Pro-Palestinian protesters rally at Google I/O developer conference to rail against Project Nimbus contract with Israel
Dozens of pro-Palestinian protesters rallied outside the annual Google I/O 2024 developer conference at Shoreline Amphitheater in Mountain View on Tuesday.
The demonstrators were demanding the tech giant divest itself from Israel and the halting of Google's Project Nimbus contract with the Israeli government.
The $1.2 billion deal provides artificial intelligence technology to Israel. Protesters claim the system makes it easier for the Israeli government and its military to surveil Palestinians and force them off their land in Gaza.
Google has insisted the Nimbus system isn't being deployed for weaponry or intelligence gathering, but demonstrators accuse Google of war profiteering.
"[Google is] literally creating products that are used by Israel to imprison Palestinian children in the West Bank, and they want to have a conference uninterrupted," said demonstrator Rami Abdelkarim. "Absolutely not, the Bay Area is saying 'no.'"
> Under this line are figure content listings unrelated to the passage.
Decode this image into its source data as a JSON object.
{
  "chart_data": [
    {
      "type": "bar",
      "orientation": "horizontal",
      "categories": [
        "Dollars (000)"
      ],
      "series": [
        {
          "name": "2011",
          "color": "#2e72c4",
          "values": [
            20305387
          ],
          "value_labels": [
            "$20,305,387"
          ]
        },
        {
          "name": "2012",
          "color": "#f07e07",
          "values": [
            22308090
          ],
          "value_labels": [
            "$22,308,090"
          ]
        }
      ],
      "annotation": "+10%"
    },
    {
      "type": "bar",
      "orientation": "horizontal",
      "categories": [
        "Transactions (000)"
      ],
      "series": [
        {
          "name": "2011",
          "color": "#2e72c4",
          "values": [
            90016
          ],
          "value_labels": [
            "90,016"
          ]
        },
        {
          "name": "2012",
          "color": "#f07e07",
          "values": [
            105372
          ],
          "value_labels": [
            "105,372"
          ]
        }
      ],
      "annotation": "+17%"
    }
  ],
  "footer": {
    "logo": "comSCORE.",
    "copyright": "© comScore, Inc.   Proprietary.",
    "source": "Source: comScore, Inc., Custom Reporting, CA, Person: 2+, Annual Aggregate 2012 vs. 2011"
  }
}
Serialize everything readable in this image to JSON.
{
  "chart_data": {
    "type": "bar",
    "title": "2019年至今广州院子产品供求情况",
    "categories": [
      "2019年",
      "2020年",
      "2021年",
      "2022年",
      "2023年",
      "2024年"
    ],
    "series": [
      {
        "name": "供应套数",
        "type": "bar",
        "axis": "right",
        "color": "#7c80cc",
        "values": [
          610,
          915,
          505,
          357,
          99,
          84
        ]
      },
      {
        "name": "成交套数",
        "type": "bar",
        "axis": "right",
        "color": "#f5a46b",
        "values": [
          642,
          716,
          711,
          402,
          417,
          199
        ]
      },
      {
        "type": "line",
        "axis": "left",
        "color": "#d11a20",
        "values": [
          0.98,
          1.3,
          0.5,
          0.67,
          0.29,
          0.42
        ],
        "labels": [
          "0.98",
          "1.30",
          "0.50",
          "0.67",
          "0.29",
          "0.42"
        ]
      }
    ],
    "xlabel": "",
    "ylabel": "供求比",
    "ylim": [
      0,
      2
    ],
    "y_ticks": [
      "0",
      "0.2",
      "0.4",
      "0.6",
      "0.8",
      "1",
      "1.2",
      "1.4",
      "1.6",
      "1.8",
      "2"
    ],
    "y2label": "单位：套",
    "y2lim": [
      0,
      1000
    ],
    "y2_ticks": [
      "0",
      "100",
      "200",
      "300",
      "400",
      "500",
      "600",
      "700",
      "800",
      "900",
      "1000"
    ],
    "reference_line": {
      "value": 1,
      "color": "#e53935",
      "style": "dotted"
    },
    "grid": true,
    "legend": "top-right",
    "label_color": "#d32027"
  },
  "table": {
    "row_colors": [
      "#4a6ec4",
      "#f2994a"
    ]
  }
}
In recent weeks, dozens of Google employees have been fired after participating in demonstrations against Israel's war in Gaza and Google's Project Nimbus contract at company facilities. About two dozen workers were dismissed after staging a sit-in at Google offices in Sunnyvale and New York. Approximately 20 more employees were fired the following week.
On April 29, the fired workers filed a complaint against Google with the National Labor Relations Board in an attempt to get their jobs back. Some of the employees said they had not even entered the Google offices during the demonstrations. A Google spokesperson told CBS News Bay Area the fired workers were all personally and definitively involved in the disruption.